The ECLIPSE trial, presented at TCT 2024, investigated whether orbital atherectomy (OA) provides better outcomes than conventional balloon angioplasty in patients with severely calcified coronary lesions undergoing percutaneous coronary intervention (PCI). Despite initial expectations that atherectomy could improve lesion modification and stent expansion in calcified vessels, the trial found no significant advantage of OA over balloon angioplasty for most clinical outcomes.

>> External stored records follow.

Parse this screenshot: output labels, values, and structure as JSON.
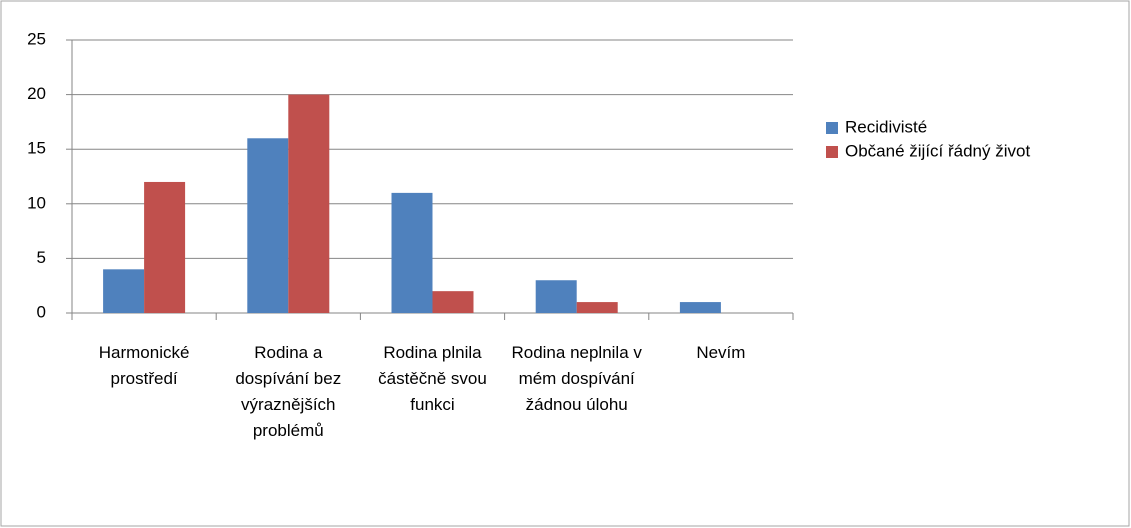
{
  "chart_data": {
    "type": "bar",
    "categories": [
      "Harmonické prostředí",
      "Rodina a dospívání bez výraznějších problémů",
      "Rodina plnila částěčně svou funkci",
      "Rodina neplnila v mém dospívání žádnou úlohu",
      "Nevím"
    ],
    "series": [
      {
        "name": "Recidivisté",
        "color": "#4f81bd",
        "values": [
          4,
          16,
          11,
          3,
          1
        ]
      },
      {
        "name": "Občané žijící řádný život",
        "color": "#c0504d",
        "values": [
          12,
          20,
          2,
          1,
          0
        ]
      }
    ],
    "ylim": [
      0,
      25
    ],
    "yticks": [
      0,
      5,
      10,
      15,
      20,
      25
    ],
    "grid": true,
    "legend": "right"
  }
}
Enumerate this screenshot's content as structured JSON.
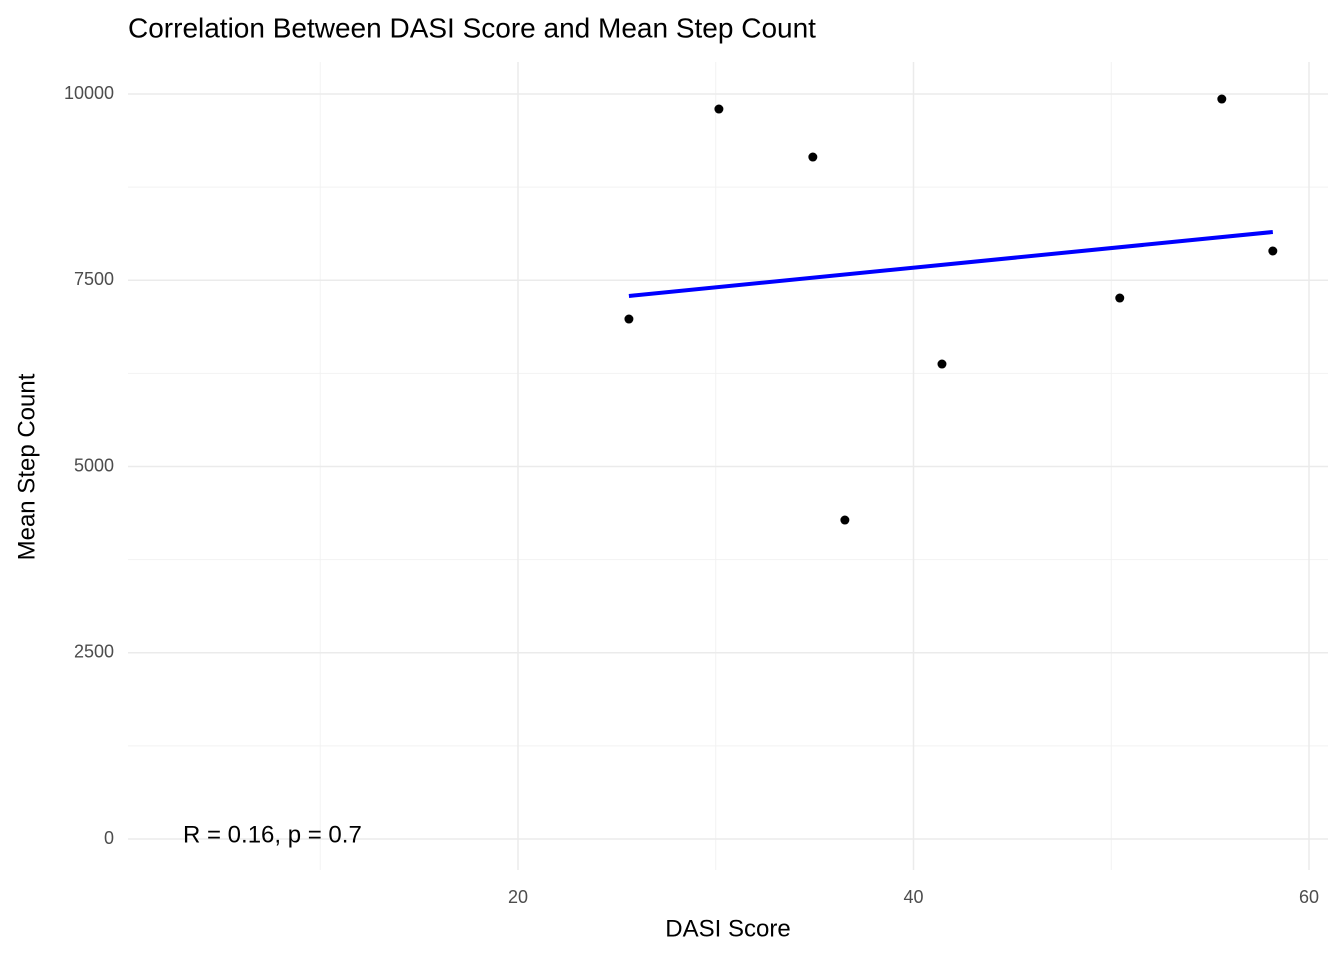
{
  "chart_data": {
    "type": "scatter",
    "title": "Correlation Between DASI Score and Mean Step Count",
    "x_label": "DASI Score",
    "y_label": "Mean Step Count",
    "annotation": "R = 0.16, p = 0.7",
    "x": [
      25.61,
      30.16,
      34.91,
      36.53,
      41.44,
      50.43,
      55.59,
      58.17
    ],
    "values": [
      6980,
      9799,
      9154,
      4282,
      6376,
      7262,
      9933,
      7893
    ],
    "color": "#000000",
    "fit_line": {
      "x": [
        25.61,
        58.17
      ],
      "values": [
        7289,
        8148
      ],
      "color": "#0000ff"
    },
    "xlim": [
      0.28,
      60.96
    ],
    "ylim": [
      -416,
      10430
    ],
    "xticks": [
      20,
      40,
      60
    ],
    "yticks": [
      0,
      2500,
      5000,
      7500,
      10000
    ],
    "x_minor_ticks": [
      10,
      30,
      50
    ],
    "y_minor_ticks": [
      1250,
      3750,
      6250,
      8750
    ],
    "grid": true
  }
}
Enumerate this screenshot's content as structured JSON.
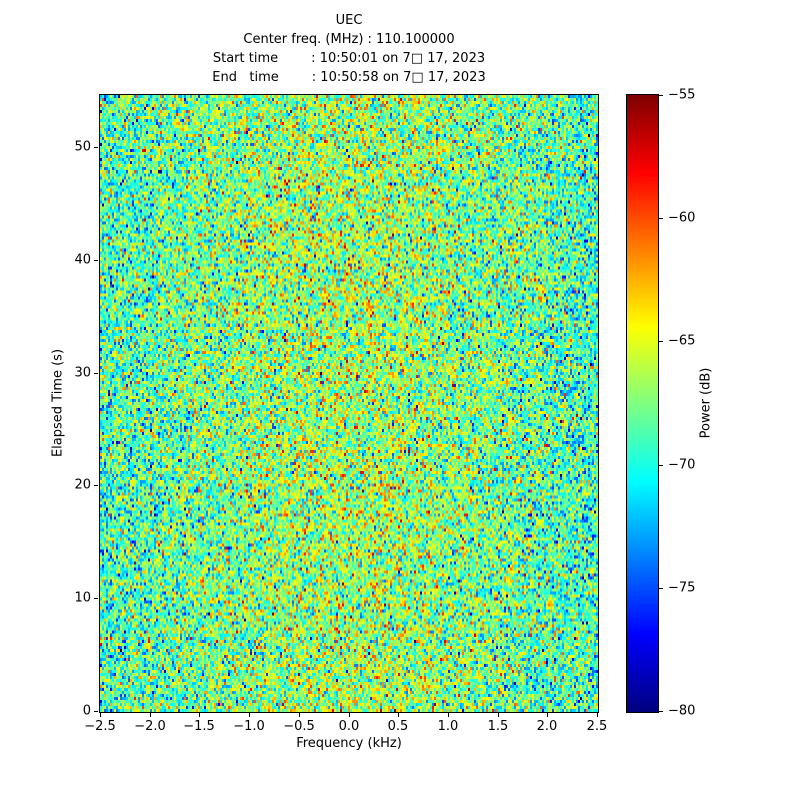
{
  "colors": {
    "background": "#ffffff",
    "axis": "#000000",
    "text": "#000000"
  },
  "title": {
    "lines": [
      "UEC",
      "Center freq. (MHz) : 110.100000",
      "Start time        : 10:50:01 on 7□ 17, 2023",
      "End   time        : 10:50:58 on 7□ 17, 2023"
    ]
  },
  "chart_data": {
    "type": "heatmap",
    "title": "UEC",
    "header_lines": [
      "UEC",
      "Center freq. (MHz) : 110.100000",
      "Start time        : 10:50:01 on 7□ 17, 2023",
      "End   time        : 10:50:58 on 7□ 17, 2023"
    ],
    "xlabel": "Frequency (kHz)",
    "ylabel": "Elapsed Time (s)",
    "xlim": [
      -2.5,
      2.5
    ],
    "ylim": [
      0,
      54.6
    ],
    "grid": false,
    "xticks": {
      "values": [
        -2.5,
        -2.0,
        -1.5,
        -1.0,
        -0.5,
        0.0,
        0.5,
        1.0,
        1.5,
        2.0,
        2.5
      ],
      "labels": [
        "−2.5",
        "−2.0",
        "−1.5",
        "−1.0",
        "−0.5",
        "0.0",
        "0.5",
        "1.0",
        "1.5",
        "2.0",
        "2.5"
      ]
    },
    "yticks": {
      "values": [
        0,
        10,
        20,
        30,
        40,
        50
      ],
      "labels": [
        "0",
        "10",
        "20",
        "30",
        "40",
        "50"
      ]
    },
    "colorbar": {
      "label": "Power (dB)",
      "vmin": -80,
      "vmax": -55,
      "colormap": "jet",
      "tick_values": [
        -55,
        -60,
        -65,
        -70,
        -75,
        -80
      ],
      "tick_labels": [
        "−55",
        "−60",
        "−65",
        "−70",
        "−75",
        "−80"
      ]
    },
    "heatmap_model": {
      "description": "broadband random noise spectrogram; teal/green background, warmer (yellow-orange) near center frequency, cooler (blue) speckles throughout",
      "cols": 249,
      "rows": 205,
      "mean_db_edges": -69.8,
      "mean_db_center": -66.6,
      "center_width_frac": 0.3,
      "sigma_db": 3.4,
      "seed": 42
    }
  }
}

ECLIPSE enrolled 2,005 patients across multiple centers, randomizing them to either OA with balloon angioplasty or balloon angioplasty alone before drug-eluting stent placement. The primary endpoint was target vessel failure (TVF), defined as a composite of cardiac death, target vessel-related myocardial infarction (MI), and ischemia-driven target vessel revascularization (TVR) at one year. The study aimed to determine if OA, by facilitating better lesion preparation, could reduce adverse events and improve stent outcomes in this challenging patient population.
Results showed that TVF rates were nearly identical between the two groups at one year: 11.5% in the OA group compared to 10.0% in the balloon angioplasty group (p = 0.28). Subgroup analyses did not identify specific patient populations that particularly benefited from OA. Additionally, procedural complications, including perforation and device-related events, were slightly higher in the OA group, although these differences were not statistically significant. There was also no significant difference in the primary imaging outcome of mean post-PCI minimal stent area by optical coherence tomography (7.67 mm2 vs 7.42 mm2, p = 0.08).
Secondary endpoints, such as stent thrombosis and acute procedural success, were similar between groups. Notably, OA led to longer procedural times, additional costs, and the need for specialized operator skills, raising questions about its routine use in this patient population when balloon angioplasty appears comparably effective.
The ECLIPSE findings suggest that OA may not provide additional clinical benefits over balloon angioplasty in treating calcified coronary lesions, challenging assumptions about atherectomy’s role in optimizing PCI outcomes. Notably, however, randomization occurred after a coronary wire was across the lesion and surely was only considered in cases with procedural equipoise for atherectomy versus balloon angioplasty for a given coronary lesion. This may have excluded patients in whom the operator felt a priori that atherectomy may be preferred.
When deciding between different calcium modification techniques, operators should continue to use their judgment, develop comfortability with different devices, and deploy intracoronary imaging guidance whenever possible. Future research might explore whether specific subpopulations or lesion types could benefit from atherectomy or alternative lesion modification devices such as intravascular lithotripsy, high-pressure balloons, and cutting or scoring balloons.